Publié: décembre 12, 2009 dans 1

C’est dans Capital. C’est signé de Philippe Eliakim et c’est daté du 11 décembre 2009. Et ça s’appelle « Une nouvelle arme antichômage : le Botox pour tous ». Le Botox, comme chacun le sait, est le nom commercial de la toxine botulinique produite par le laboratoire Allergan, produit anti-rides que l’on injecte partout où l’on souhaite que d’avenantes collines se substituent aux mornes plaines. Je cite.

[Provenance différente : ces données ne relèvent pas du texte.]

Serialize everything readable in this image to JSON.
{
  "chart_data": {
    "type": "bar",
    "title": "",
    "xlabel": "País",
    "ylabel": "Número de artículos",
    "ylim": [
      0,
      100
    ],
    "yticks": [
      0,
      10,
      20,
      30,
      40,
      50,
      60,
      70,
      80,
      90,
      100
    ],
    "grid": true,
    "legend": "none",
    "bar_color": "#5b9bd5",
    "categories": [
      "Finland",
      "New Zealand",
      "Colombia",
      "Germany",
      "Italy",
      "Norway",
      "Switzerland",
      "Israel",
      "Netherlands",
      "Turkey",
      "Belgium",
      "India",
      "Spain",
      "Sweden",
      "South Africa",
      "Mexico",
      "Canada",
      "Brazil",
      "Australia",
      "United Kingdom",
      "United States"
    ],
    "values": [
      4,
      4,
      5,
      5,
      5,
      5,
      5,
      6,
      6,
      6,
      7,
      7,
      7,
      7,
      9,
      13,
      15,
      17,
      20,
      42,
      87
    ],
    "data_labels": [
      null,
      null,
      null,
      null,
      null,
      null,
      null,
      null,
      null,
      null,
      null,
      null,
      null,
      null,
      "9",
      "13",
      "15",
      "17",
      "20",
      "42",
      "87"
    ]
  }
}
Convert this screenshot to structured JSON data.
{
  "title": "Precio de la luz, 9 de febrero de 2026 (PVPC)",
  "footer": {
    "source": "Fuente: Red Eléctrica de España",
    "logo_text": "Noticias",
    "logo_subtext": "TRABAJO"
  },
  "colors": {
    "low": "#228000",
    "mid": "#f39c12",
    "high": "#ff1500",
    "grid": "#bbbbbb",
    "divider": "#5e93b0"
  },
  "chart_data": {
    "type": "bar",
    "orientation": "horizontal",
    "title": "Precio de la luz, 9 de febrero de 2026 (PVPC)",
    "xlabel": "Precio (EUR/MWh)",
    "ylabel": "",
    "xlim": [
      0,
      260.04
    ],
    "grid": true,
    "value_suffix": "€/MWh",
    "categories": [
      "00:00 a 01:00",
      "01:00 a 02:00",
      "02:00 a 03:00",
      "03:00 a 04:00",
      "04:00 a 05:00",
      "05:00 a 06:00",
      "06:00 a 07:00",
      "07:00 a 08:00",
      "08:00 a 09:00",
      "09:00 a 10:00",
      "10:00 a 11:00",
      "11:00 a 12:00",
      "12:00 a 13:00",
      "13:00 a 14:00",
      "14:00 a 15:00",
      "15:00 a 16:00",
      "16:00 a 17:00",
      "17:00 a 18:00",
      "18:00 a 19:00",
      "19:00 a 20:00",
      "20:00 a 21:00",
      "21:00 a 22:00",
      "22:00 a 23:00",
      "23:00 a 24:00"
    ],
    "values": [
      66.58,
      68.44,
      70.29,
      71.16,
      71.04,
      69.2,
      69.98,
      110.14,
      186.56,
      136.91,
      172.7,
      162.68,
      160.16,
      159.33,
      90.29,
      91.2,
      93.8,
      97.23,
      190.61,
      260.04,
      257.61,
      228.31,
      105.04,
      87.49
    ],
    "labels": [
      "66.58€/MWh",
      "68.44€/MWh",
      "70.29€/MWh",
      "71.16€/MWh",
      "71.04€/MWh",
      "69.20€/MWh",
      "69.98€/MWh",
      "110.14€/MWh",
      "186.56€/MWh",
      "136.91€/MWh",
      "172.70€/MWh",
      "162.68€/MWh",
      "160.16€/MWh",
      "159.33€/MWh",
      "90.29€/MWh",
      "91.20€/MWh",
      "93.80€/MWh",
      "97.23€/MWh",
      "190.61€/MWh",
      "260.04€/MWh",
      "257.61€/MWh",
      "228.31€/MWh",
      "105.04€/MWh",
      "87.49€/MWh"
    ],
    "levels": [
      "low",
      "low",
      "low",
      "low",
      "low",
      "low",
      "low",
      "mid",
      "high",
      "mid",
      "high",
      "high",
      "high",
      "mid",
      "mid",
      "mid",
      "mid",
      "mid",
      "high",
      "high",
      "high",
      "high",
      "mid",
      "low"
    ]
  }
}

« Regardons les choses en face : si les chômeurs ne trouvent pas de job, ce n’est pas parce que la crise a laminé l’emploi, que les fils de présidents de la République trustent toutes les bonnes places ou qu’ils s’appellent ­Mohamed (on parle des chômeurs). C’est juste qu’ils sont laids. Il suffit de remonter la queue de n’importe quelle agence de Pôle emploi pour en avoir un haut-le-cœur, rien que des tronches à faire demi-tour, nom de Dieu ! et les nanas c’est pire encore, la paupière pendante, la silhouette en lessiveuse et des canyons autour des lèvres à effrayer un alpiniste. Et ça se permet de répondre aux petites annonces ! Et ça ose solliciter des entretiens d’embauche avec les DRH ! Tsss…

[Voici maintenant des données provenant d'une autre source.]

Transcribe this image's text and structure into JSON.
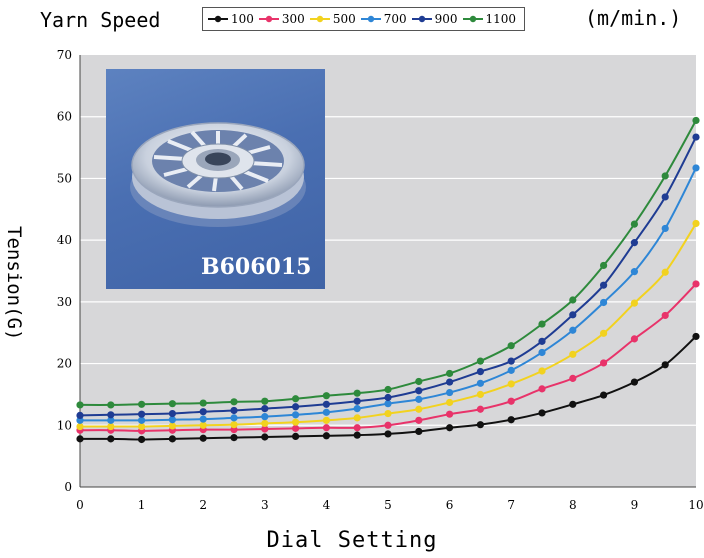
{
  "chart_data": {
    "type": "line",
    "title": "Yarn Speed",
    "units": "(m/min.)",
    "xlabel": "Dial Setting",
    "ylabel": "Tension(G)",
    "xlim": [
      0,
      10
    ],
    "ylim": [
      0,
      70
    ],
    "x": [
      0,
      0.5,
      1,
      1.5,
      2,
      2.5,
      3,
      3.5,
      4,
      4.5,
      5,
      5.5,
      6,
      6.5,
      7,
      7.5,
      8,
      8.5,
      9,
      9.5,
      10
    ],
    "xticks": [
      "0",
      "1",
      "2",
      "3",
      "4",
      "5",
      "6",
      "7",
      "8",
      "9",
      "10"
    ],
    "yticks": [
      "0",
      "10",
      "20",
      "30",
      "40",
      "50",
      "60",
      "70"
    ],
    "grid": true,
    "legend_position": "top",
    "series": [
      {
        "name": "100",
        "color": "#111111",
        "values": [
          7.8,
          7.8,
          7.7,
          7.8,
          7.9,
          8.0,
          8.1,
          8.2,
          8.3,
          8.4,
          8.6,
          9.0,
          9.6,
          10.1,
          10.9,
          12.0,
          13.4,
          14.9,
          17.0,
          19.8,
          24.4
        ]
      },
      {
        "name": "300",
        "color": "#e8336a",
        "values": [
          9.2,
          9.2,
          9.1,
          9.2,
          9.3,
          9.3,
          9.4,
          9.5,
          9.6,
          9.6,
          10.0,
          10.8,
          11.8,
          12.6,
          13.9,
          15.9,
          17.6,
          20.1,
          24.0,
          27.8,
          32.9
        ]
      },
      {
        "name": "500",
        "color": "#f2d21f",
        "values": [
          9.8,
          9.8,
          9.8,
          9.9,
          10.0,
          10.1,
          10.3,
          10.5,
          10.8,
          11.2,
          11.9,
          12.6,
          13.7,
          15.0,
          16.7,
          18.8,
          21.5,
          24.9,
          29.8,
          34.8,
          42.7
        ]
      },
      {
        "name": "700",
        "color": "#2e86d6",
        "values": [
          10.8,
          10.8,
          10.8,
          10.9,
          11.0,
          11.2,
          11.4,
          11.7,
          12.1,
          12.7,
          13.5,
          14.2,
          15.3,
          16.8,
          18.9,
          21.8,
          25.4,
          29.9,
          34.9,
          41.9,
          51.7
        ]
      },
      {
        "name": "900",
        "color": "#1f3c93",
        "values": [
          11.6,
          11.7,
          11.8,
          11.9,
          12.2,
          12.4,
          12.7,
          13.0,
          13.4,
          13.9,
          14.5,
          15.6,
          17.0,
          18.7,
          20.4,
          23.6,
          27.9,
          32.7,
          39.6,
          47.0,
          56.7
        ]
      },
      {
        "name": "1100",
        "color": "#2e8a3c",
        "values": [
          13.3,
          13.3,
          13.4,
          13.5,
          13.6,
          13.8,
          13.9,
          14.3,
          14.8,
          15.2,
          15.8,
          17.1,
          18.4,
          20.4,
          22.9,
          26.4,
          30.3,
          35.9,
          42.6,
          50.4,
          59.4
        ]
      }
    ]
  },
  "photo": {
    "label": "B606015",
    "background_color": "#4a6fb2"
  }
}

Or qu’ont fait jusqu’à présent les autorités pour tenter de remettre ces pauvres bougres au boulot ? Des stages de formation, les gars. Plutôt que de leur payer un peigne et un miroir, ils ont financé à coups de millions des bilans de compétences inutiles, des contrats de qualification à côté de la plaque et des plans de redynamisation de l’espace en milieu rural. Pas étonnant que l’affaire ait marché autant qu’un aspirateur débranché.

Il est temps de devenir sérieux. Pour remettre le pied à l’étrier à ces chevaux de retour, il faut… les relooker, voilà tout. Leur ­redonner à tous ­l’aspect lisse et propret des VRP de L’Oréal, car ils le ­valent bien, même s’ils ne sont que des ­chômeurs.

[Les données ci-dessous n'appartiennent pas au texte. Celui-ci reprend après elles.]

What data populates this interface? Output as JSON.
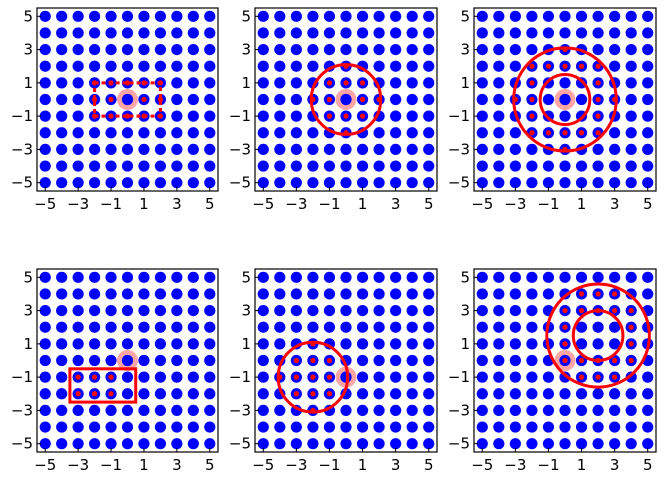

Comme d’habitude, ce sont les Américains qui l’ont compris les premiers (les Américains comprennent toujours les premiers). L’expérience inaugurale a eu lieu il y a quelques ­semaines dans une clinique de Virginie, sous l’œil attentif d’une noria de journalistes. Certes, la situation de l’emploi dans cet Etat du sud des Etats-Unis est tellement épouvantable que les résultats ne paraissent pas encore tout à fait probants, mais ils sont encourageants. Les cinquante demandeurs d’emploi à qui l’on a injecté gratuitement (mais pas de force) une seringue entière de Botox dans le front et les pommettes ont presque tous décroché un premier entretien chez les livreurs de pizzas ­locaux. Et quelques-uns ont même réussi à se faire embaucher comme clowns dans des banques new-yorkaises.
C’est beau l’Amérique. »

Mais, bon dieu, mais c’est bien sûr ! On n’y avait pas pensé… Compulsant à toute allure les classiques (rapport Schwartz, Charte de 1990, Protocoles 2000 et 2005, CPO…), la conclusion est nette, sans appel : rien ne s’oppose à l’usage du Botox dans un parcours d’insertion, a fortiori puisque l’approche globale autorise une conception extensive et que, somme toute, les injections pourraient parfaitement s’intégrer dans des ateliers collectifs « image de soi » ou « re-looking ». Il reste cependant à vérifier, à partir du ROME « mannequinat », si le secteur est en tension et offre de séduisantes perspectives d’accès à l’emploi durable, du moins le temps d’une jeunesse qui, pour être artificielle, n’en serait pas moins séduisante. Sur http://www.mannequinat.net/, on peut lire « Le métier de mannequin est à la portée de tout le monde car il offre plusieurs perspectives de carrière du simple mannequin de main au mannequin de haute couture. Il n’existe pas de formation les écoles ne vous feront qu’apprendre les techniques de base du mannequinat. » On en conclura que le niveau n’étant pas un obstacle, cette stratégie peut être envisagée pour des publics infra V. Le métissage étant généralement un atout pour les atours, un ciblage des jeunes au bas des tours dans les quartiers ZUS, généralement moins monocolores, pourrait au titre d’une politique de diversité être appréciée des financeurs et apporterait sa pierre à l’édifice du sauvetage du Plan Banlieue. En termes de congruence, notons que l’injection de Botox résonnerait harmonieusement avec une réaction probable des jeunes usagers qui ne manqueraient pas de soupirer « ça me gonfle ». Souvent interprétée comme un indicateur d’adhésion insuffisante au projet d’insertion, cette expression signifierait à l’inverse leur implication et, comme telle, ouvrirait des droits aux aides conditionnées par une démarche active. Seul problème, décelé grâce à l’ami wikipedia,  « la toxine botulique est utilisée en injections locales à faible dose pour provoquer des paralysies musculaires ciblées (muscles du front par exemple) afin d’atténuer temporairement les rides (pendant 5 à 6 mois). » Il conviendrait donc, sur la base d’un accompagnement dans l’emploi, d’anticiper sur l’écroulement aussi prévisible que brutal passé le premier semestre.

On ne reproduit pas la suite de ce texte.